L’Europe se dirige selon nous vers une lente reprise l’an prochain. La croissance légèrement plus forte devrait aussi bénéficier aux entreprises suisses. Les derniers chiffres indiquent un recul de la pression inflationniste et nous attendons des chiffres encore plus faibles en 2025. La plupart des pays clefs de la zone euro ont une chance de rester dans la fourchette cible de la Banque centrale européenne. Selon nous, l’Allemagne dépassera tout juste le seuil des 2%. L’Espagne reste un peu en surchauffe pour l’inflation et la croissance,et devrait connaître une inflation proche de 3% en 2025. Dans la zone euro, nous tablons sur une croissance de 1,2% du PIB en 2025, contre seulement 0,5% en 2024 et en 2023. La croissance nominale compte aussi pour les entreprises étrangères qui opèrent avec la zone euro.

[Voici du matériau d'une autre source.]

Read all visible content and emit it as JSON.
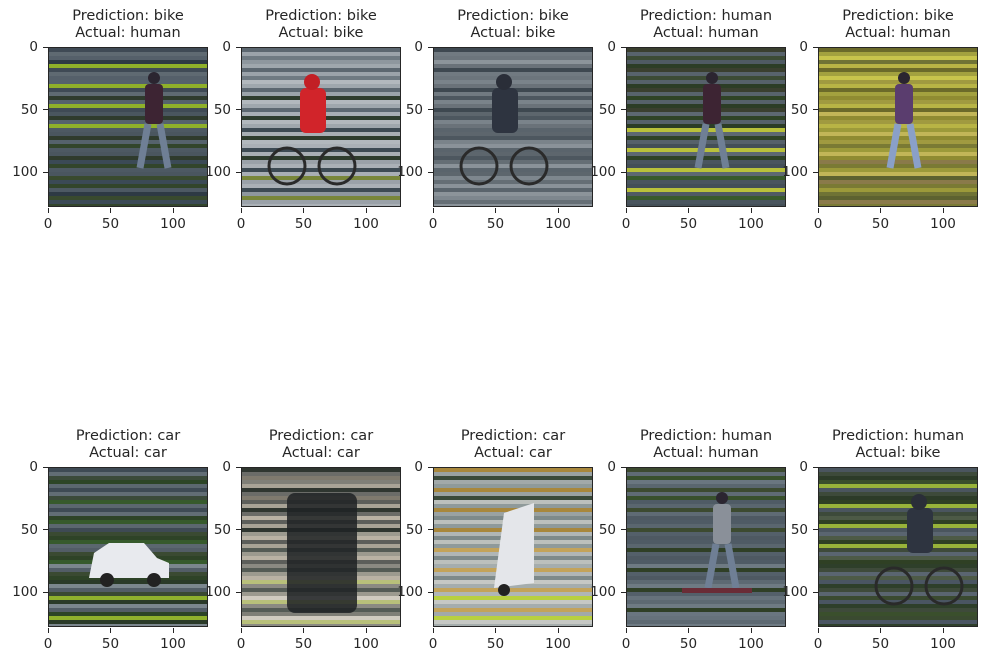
{
  "chart_data": [
    {
      "type": "image",
      "prediction": "Prediction: bike",
      "actual": "Actual: human",
      "scene": "pedestrian-thin",
      "xticks": [
        "0",
        "50",
        "100"
      ],
      "yticks": [
        "0",
        "50",
        "100"
      ],
      "xlim": [
        0,
        128
      ],
      "ylim": [
        128,
        0
      ]
    },
    {
      "type": "image",
      "prediction": "Prediction: bike",
      "actual": "Actual: bike",
      "scene": "cyclist-red",
      "xticks": [
        "0",
        "50",
        "100"
      ],
      "yticks": [
        "0",
        "50",
        "100"
      ],
      "xlim": [
        0,
        128
      ],
      "ylim": [
        128,
        0
      ]
    },
    {
      "type": "image",
      "prediction": "Prediction: bike",
      "actual": "Actual: bike",
      "scene": "cyclist-grey",
      "xticks": [
        "0",
        "50",
        "100"
      ],
      "yticks": [
        "0",
        "50",
        "100"
      ],
      "xlim": [
        0,
        128
      ],
      "ylim": [
        128,
        0
      ]
    },
    {
      "type": "image",
      "prediction": "Prediction: human",
      "actual": "Actual: human",
      "scene": "pedestrian-walking",
      "xticks": [
        "0",
        "50",
        "100"
      ],
      "yticks": [
        "0",
        "50",
        "100"
      ],
      "xlim": [
        0,
        128
      ],
      "ylim": [
        128,
        0
      ]
    },
    {
      "type": "image",
      "prediction": "Prediction: bike",
      "actual": "Actual: human",
      "scene": "pedestrian-yellow",
      "xticks": [
        "0",
        "50",
        "100"
      ],
      "yticks": [
        "0",
        "50",
        "100"
      ],
      "xlim": [
        0,
        128
      ],
      "ylim": [
        128,
        0
      ]
    },
    {
      "type": "image",
      "prediction": "Prediction: car",
      "actual": "Actual: car",
      "scene": "car-small",
      "xticks": [
        "0",
        "50",
        "100"
      ],
      "yticks": [
        "0",
        "50",
        "100"
      ],
      "xlim": [
        0,
        128
      ],
      "ylim": [
        128,
        0
      ]
    },
    {
      "type": "image",
      "prediction": "Prediction: car",
      "actual": "Actual: car",
      "scene": "car-blurred",
      "xticks": [
        "0",
        "50",
        "100"
      ],
      "yticks": [
        "0",
        "50",
        "100"
      ],
      "xlim": [
        0,
        128
      ],
      "ylim": [
        128,
        0
      ]
    },
    {
      "type": "image",
      "prediction": "Prediction: car",
      "actual": "Actual: car",
      "scene": "car-road",
      "xticks": [
        "0",
        "50",
        "100"
      ],
      "yticks": [
        "0",
        "50",
        "100"
      ],
      "xlim": [
        0,
        128
      ],
      "ylim": [
        128,
        0
      ]
    },
    {
      "type": "image",
      "prediction": "Prediction: human",
      "actual": "Actual: human",
      "scene": "pedestrian-scooter",
      "xticks": [
        "0",
        "50",
        "100"
      ],
      "yticks": [
        "0",
        "50",
        "100"
      ],
      "xlim": [
        0,
        128
      ],
      "ylim": [
        128,
        0
      ]
    },
    {
      "type": "image",
      "prediction": "Prediction: human",
      "actual": "Actual: bike",
      "scene": "cyclist-dark",
      "xticks": [
        "0",
        "50",
        "100"
      ],
      "yticks": [
        "0",
        "50",
        "100"
      ],
      "xlim": [
        0,
        128
      ],
      "ylim": [
        128,
        0
      ]
    }
  ]
}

Elle atteindra environ 3% cette année et l’an prochain grâce à la combinaison plus favorable évoquée plus haut de l’inflation et de la croissance réelle en 2025.

L’évolution de la situation en Europe centrale, en particulier la reprise en Pologne, est intéressante pour les entreprises suisses. Nous prévoyons une hausse de 3,4% du PIB en 2025, après 2,8% en 2024 et de 0,2% en 2023, car la demande est favorisée par le recul significatif de l’inflation. Après un pic de 11% en 2023 et le retour à des niveaux nettement plus modérés, les salaires devraient continuer à afficher une belle progression nominale et soutenir la demande privée grâce à la hausse des revenus réels.

Du point de vue institutionnel, la Pologne est mieux positionnée qu’il y a quelques années. Le nouveau gouvernement de coalition dirigé par Donald Tusk a opéré un rapprochement avec l’Europe, au profit du commerce, de l’industrie et du budget de l’État. Alors qu’une propagation de la guerre en Ukraine pose un risque pour la Pologne, la migration issue des territoires en crise favorise le marché du travail, où la demande de main-d’œuvre reste très élevée.

Comme la Pologne, nous estimons que la Hongrie devrait bénéficier d’une inflation en recul et d’une croissance en hausse. L’intégration en Europe est toutefois relativement plus ardue pour des raisons politiques. Le recul de l’inflation a cependant ouvert la voie à des baisses des taux directeurs, passés de 13% en septembre 2023 à 7,75% aujourd’hui. La stabilisation devrait également se poursuivre ces prochaines années.

Dans l’ensemble, nous considérons l’appréciation des monnaies européennes face au dollar américain avec optimisme. Le mouvement mondial de baisse des taux, attendu pour le second semestre 2024 jusqu’à mi-2025, promet de favoriser la propension au risque des investisseurs. Dans le même temps, nous estimons que la croissance européenne continuera à s’aligner sur la croissance américaine, si celle-ci passe de 2,3% en 2024 à 1,4% conformément à nos prévisions. Le rapprochement entre les taux de croissance et d’inflation en Europe aux États-Unis fera perdre à ces derniers leur position d’outsider. Le dollar américain a été jusqu’à présent soutenu par des intérêts relativement élevés et un climat de sûreté politique, mais cet effet devrait s’estomper progressivement au cours des douze prochains mois, renforçant par contrecoup l’euro et les monnaies d’Europe centrale par rapport au billet vert.